No, this isn't obvious. T invertible means

S\circ T=1~\text{and}~T\circ S=1.

Now you only have that S\circ T=1. Somehow, you need to show T\circ S=1.

(Hint: use determinants)

 

[jbunniii]

You don't need to use determinants (or even matrices), and in fact doing so might introduce circular logic depending on what theorems you use.

Instead, answer this:

S\circ T = I

implies that T is _____ and S is _____

(Fill in the blanks with either injective or surjective as appropriate.)

Then you'll need to use the finite dimensionality of V to draw a conclusion.

 

[yifli]

You don't need to use determinants (or even matrices), and in fact doing so might introduce circular logic depending on what theorems you use.

Instead, answer this:

S\circ T = I

implies that T is _____ and S is _____

(Fill in the blanks with either injective or surjective as appropriate.)

Then you'll need to use the finite dimensionality of V to draw a conclusion.

implies T is injective and S is surjective
since V is finite dimensional, T is an isomorphism,so S = T^-1

 

[yifli]

Hi yifli!

No, this isn't obvious. T invertible means

S\circ T=1~\text{and}~T\circ S=1.

Now you only have that S\circ T=1. Somehow, you need to show T\circ S=1.

(Hint: use determinants)

Can you give me an example that shows T is not invertible if only ST=I is given?

thanks

 

[jbunniii]

Can you give me an example that shows T is not invertible if only ST=I is given?

thanks

It has to be an infinite-dimensional example, as you just showed.

Let V be the vector space consisting of infinite sequences of the form

(a_1, a_2, a_3, \ldots)

where the a_i are real numbers. (Or complex. It doesn't matter.)

Addition and scalar multiplication are defined pointwise in the obvious way.

Let T be the operator that shifts the sequence right by one step:

T(a_1, a_2, a_3, \ldots) = (0, a_1, a_2, \ldots)
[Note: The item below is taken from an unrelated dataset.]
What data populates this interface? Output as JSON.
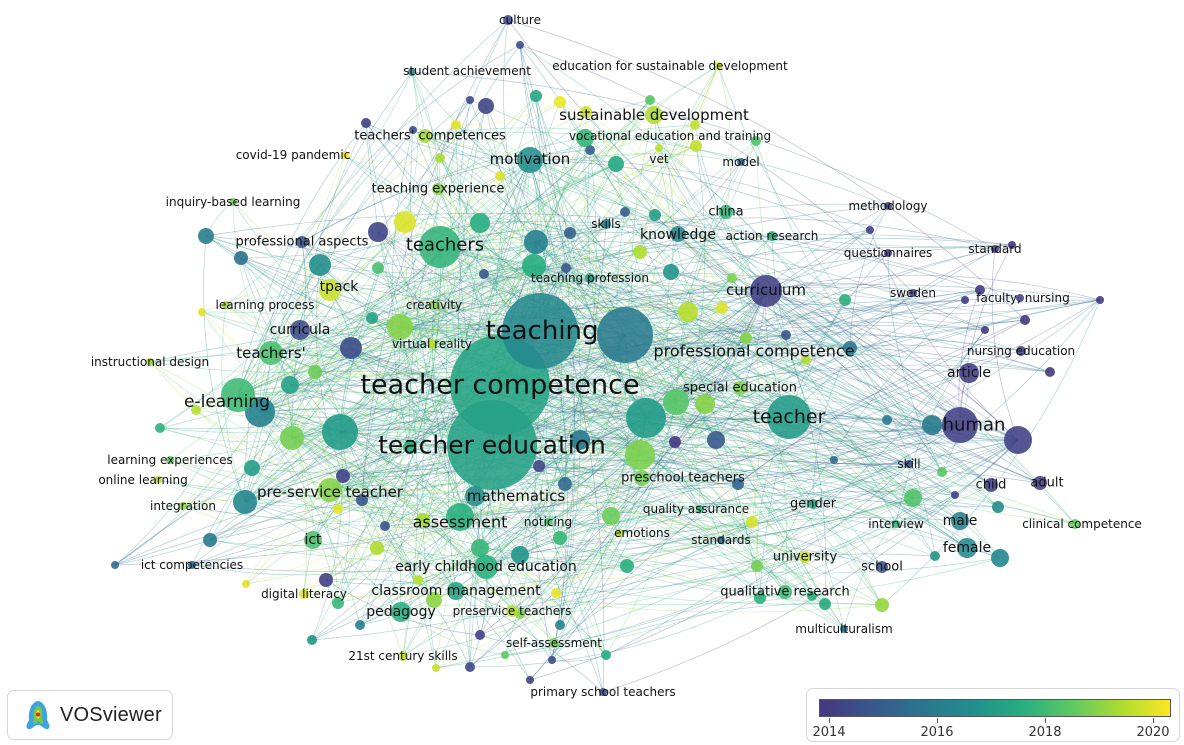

And let S be the operator that shifts the sequence left by one step:

S(a_1, a_2, a_3, \ldots) = (a_2, a_3, a_4, \ldots)

You can verify that these are linear operators, and that

S \circ T = I

but

T \circ S \neq I

T can be "undone" but S cannot.

 

[micromass]

Can you give me an example that shows T is not invertible if only ST=I is given?

thanks

With other things than vector spaces you mean?
Well, take T:{1}-> {1,2} with T(1)=1 and take S:{1,2}->{1} with S(1)=1 and S(2)=1.